Gastrointestinal Stromal Tumor (GIST)

Several factors influence the prognosis of gastrointestinal stromal tumors (GISTs), but the primary prognostic factors include the tumor staging and the tumor resectability. 

GIST Staging

The staging for GISTs ranges from Stage I through Stage IV and generally follows the American Joint Committee on Cancer’s TNM system. T stands for tumor size. N indicates spread to nearby lymph nodes, which is rare with GISTs. Lastly, M stands for metastasis to other regions of the body from the primary tumor site. The most frequent sites of metastasis for GISTs include the liver, bones, lungs, and intraperitoneal tissues.1 The final key piece of information to categorize a tumor into a stage is the mitotic rate, or how rapidly the tumor cells are growing and dividing. A slower mitotic rate predicts a better prognosis.1 Mitotic rates are determined through lab testing of the tumor tissue after a biopsy has been performed. 
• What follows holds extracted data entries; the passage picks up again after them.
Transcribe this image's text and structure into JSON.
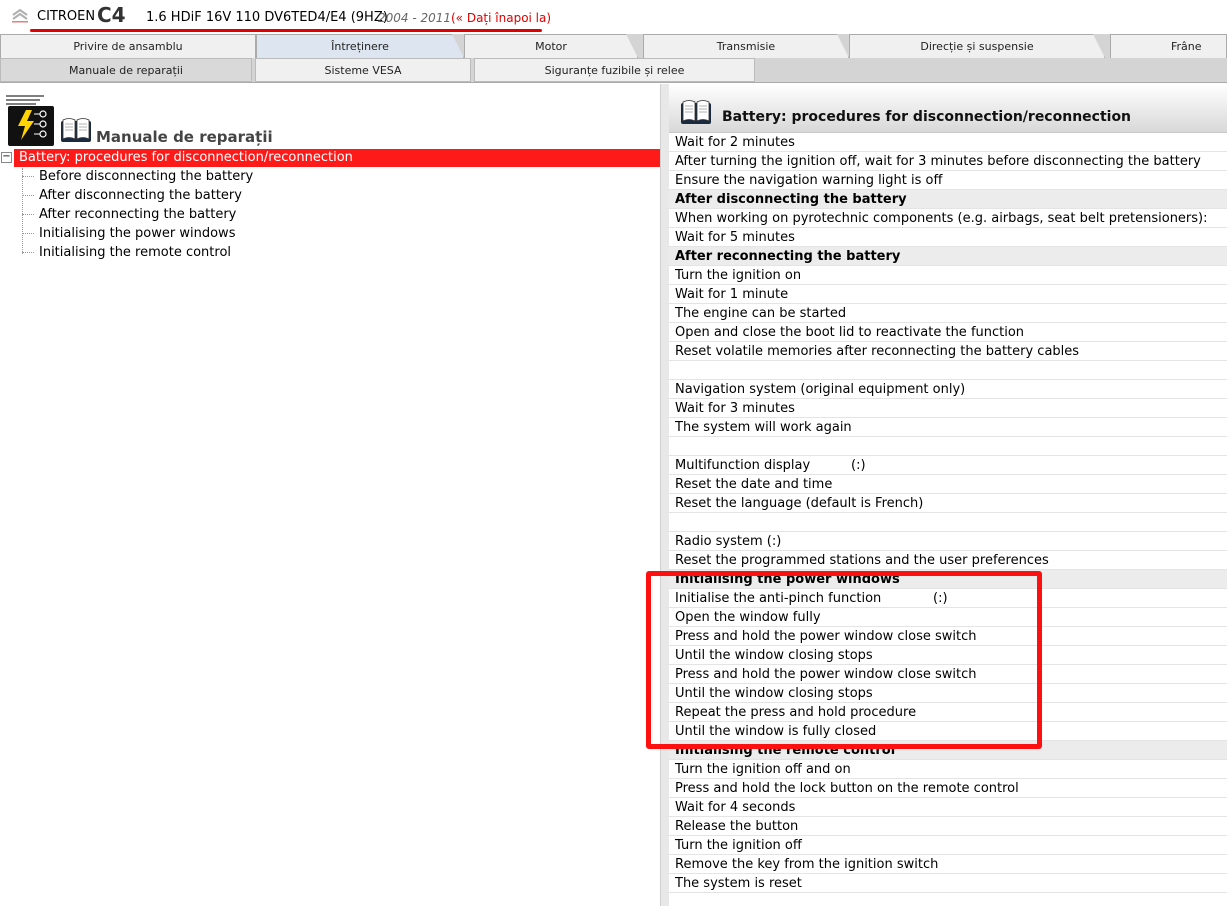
{
  "header": {
    "brand": "CITROEN",
    "model": "C4",
    "engine": "1.6 HDiF 16V 110 DV6TED4/E4 (9HZ)",
    "years": "2004 - 2011",
    "back_link": "(« Dați înapoi la)"
  },
  "tabs": [
    {
      "label": "Privire de ansamblu"
    },
    {
      "label": "Întreținere"
    },
    {
      "label": "Motor"
    },
    {
      "label": "Transmisie"
    },
    {
      "label": "Direcție și suspensie"
    },
    {
      "label": "Frâne"
    }
  ],
  "subtabs": [
    {
      "label": "Manuale de reparații"
    },
    {
      "label": "Sisteme VESA"
    },
    {
      "label": "Siguranțe fuzibile și relee"
    }
  ],
  "left_pane": {
    "title": "Manuale de reparații",
    "tree_root": "Battery: procedures for disconnection/reconnection",
    "tree_items": [
      "Before disconnecting the battery",
      "After disconnecting the battery",
      "After reconnecting the battery",
      "Initialising the power windows",
      "Initialising the remote control"
    ]
  },
  "content": {
    "title": "Battery: procedures for disconnection/reconnection",
    "rows": [
      {
        "text": "Wait for 2 minutes",
        "section": false
      },
      {
        "text": "After turning the ignition off, wait for 3 minutes before disconnecting the battery",
        "section": false
      },
      {
        "text": "Ensure the navigation warning light is off",
        "section": false
      },
      {
        "text": "After disconnecting the battery",
        "section": true
      },
      {
        "text": "When working on pyrotechnic components (e.g. airbags, seat belt pretensioners):",
        "section": false
      },
      {
        "text": "Wait for 5 minutes",
        "section": false
      },
      {
        "text": "After reconnecting the battery",
        "section": true
      },
      {
        "text": "Turn the ignition on",
        "section": false
      },
      {
        "text": "Wait for 1 minute",
        "section": false
      },
      {
        "text": "The engine can be started",
        "section": false
      },
      {
        "text": "Open and close the boot lid to reactivate the function",
        "section": false
      },
      {
        "text": "Reset volatile memories after reconnecting the battery cables",
        "section": false
      },
      {
        "text": "",
        "section": false
      },
      {
        "text": "Navigation system (original equipment only)",
        "section": false
      },
      {
        "text": "Wait for 3 minutes",
        "section": false
      },
      {
        "text": "The system will work again",
        "section": false
      },
      {
        "text": "",
        "section": false
      },
      {
        "text": "Multifunction display",
        "suffix": "(:)",
        "section": false
      },
      {
        "text": "Reset the date and time",
        "section": false
      },
      {
        "text": "Reset the language (default is French)",
        "section": false
      },
      {
        "text": "",
        "section": false
      },
      {
        "text": "Radio system (:)",
        "section": false
      },
      {
        "text": "Reset the programmed stations and the user preferences",
        "section": false
      },
      {
        "text": "Initialising the power windows",
        "section": true
      },
      {
        "text": "Initialise the anti-pinch function",
        "suffix": "(:)",
        "section": false
      },
      {
        "text": "Open the window fully",
        "section": false
      },
      {
        "text": "Press and hold the power window close switch",
        "section": false
      },
      {
        "text": "Until the window closing stops",
        "section": false
      },
      {
        "text": "Press and hold the power window close switch",
        "section": false
      },
      {
        "text": "Until the window closing stops",
        "section": false
      },
      {
        "text": "Repeat the press and hold procedure",
        "section": false
      },
      {
        "text": "Until the window is fully closed",
        "section": false
      },
      {
        "text": "Initialising the remote control",
        "section": true
      },
      {
        "text": "Turn the ignition off and on",
        "section": false
      },
      {
        "text": "Press and hold the lock button on the remote control",
        "section": false
      },
      {
        "text": "Wait for 4 seconds",
        "section": false
      },
      {
        "text": "Release the button",
        "section": false
      },
      {
        "text": "Turn the ignition off",
        "section": false
      },
      {
        "text": "Remove the key from the ignition switch",
        "section": false
      },
      {
        "text": "The system is reset",
        "section": false
      }
    ]
  },
  "colors": {
    "accent_red": "#ff1a1a",
    "highlight": "#ff1010"
  }
}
In the case of GIST, there are 2 different stage grouping schemes which are location-dependent. The first stage grouping scheme is for tumors located in the stomach or the omentum. The second grouping scheme is for tumors located in the small intestine, esophagus, colon, rectum, or peritoneum. GISTs starting in the stomach or omentum are unlikely to grow rapidly or metastasize compared with GISTs originating in other locations.1 

Another method of staging GIST utilizes the SEER database, which differs from the American Joint Committee on Cancer’s TNM staging by grouping cancers into localized, regional, and distant stages.2 

GIST Resectability 

GIST tumors that can be resected or removed without causing major health problems are deemed resectable. Tumors that are deemed unresectable have either metastasized to other regions or are in a location where it is too risky to operate. There are some cases when a surgeon may classify a tumor as borderline or marginally resectable if it is unclear whether the tumor can be removed in its entirety.1 Situations where GISTs are completely resectable have a better prognosis than situations where the tumors are unresectable. In one study, overall survival of patients with complete resection of a GIST survived a median of 52 months compared with the median 12-month survival rate of those whose GIST could not be fully resected.3  

GIST Recurrence 

Certain factors make GISTs more likely to recur or grow back, including tumor size, the mitotic index, and the tumor location.4 The larger the primary tumor is, the more likely it is to recur. The mitotic index indicates how many cells are actively replicating, so the higher the number, the more likely the GIST will recur. The tumor location also plays a role in whether the GIST may recur. GISTs found in the stomach have a lower likelihood of recurrence than other locations of origin. Risk of GIST recurrence is categorized as low, intermediate, or high by considering these 3 factors.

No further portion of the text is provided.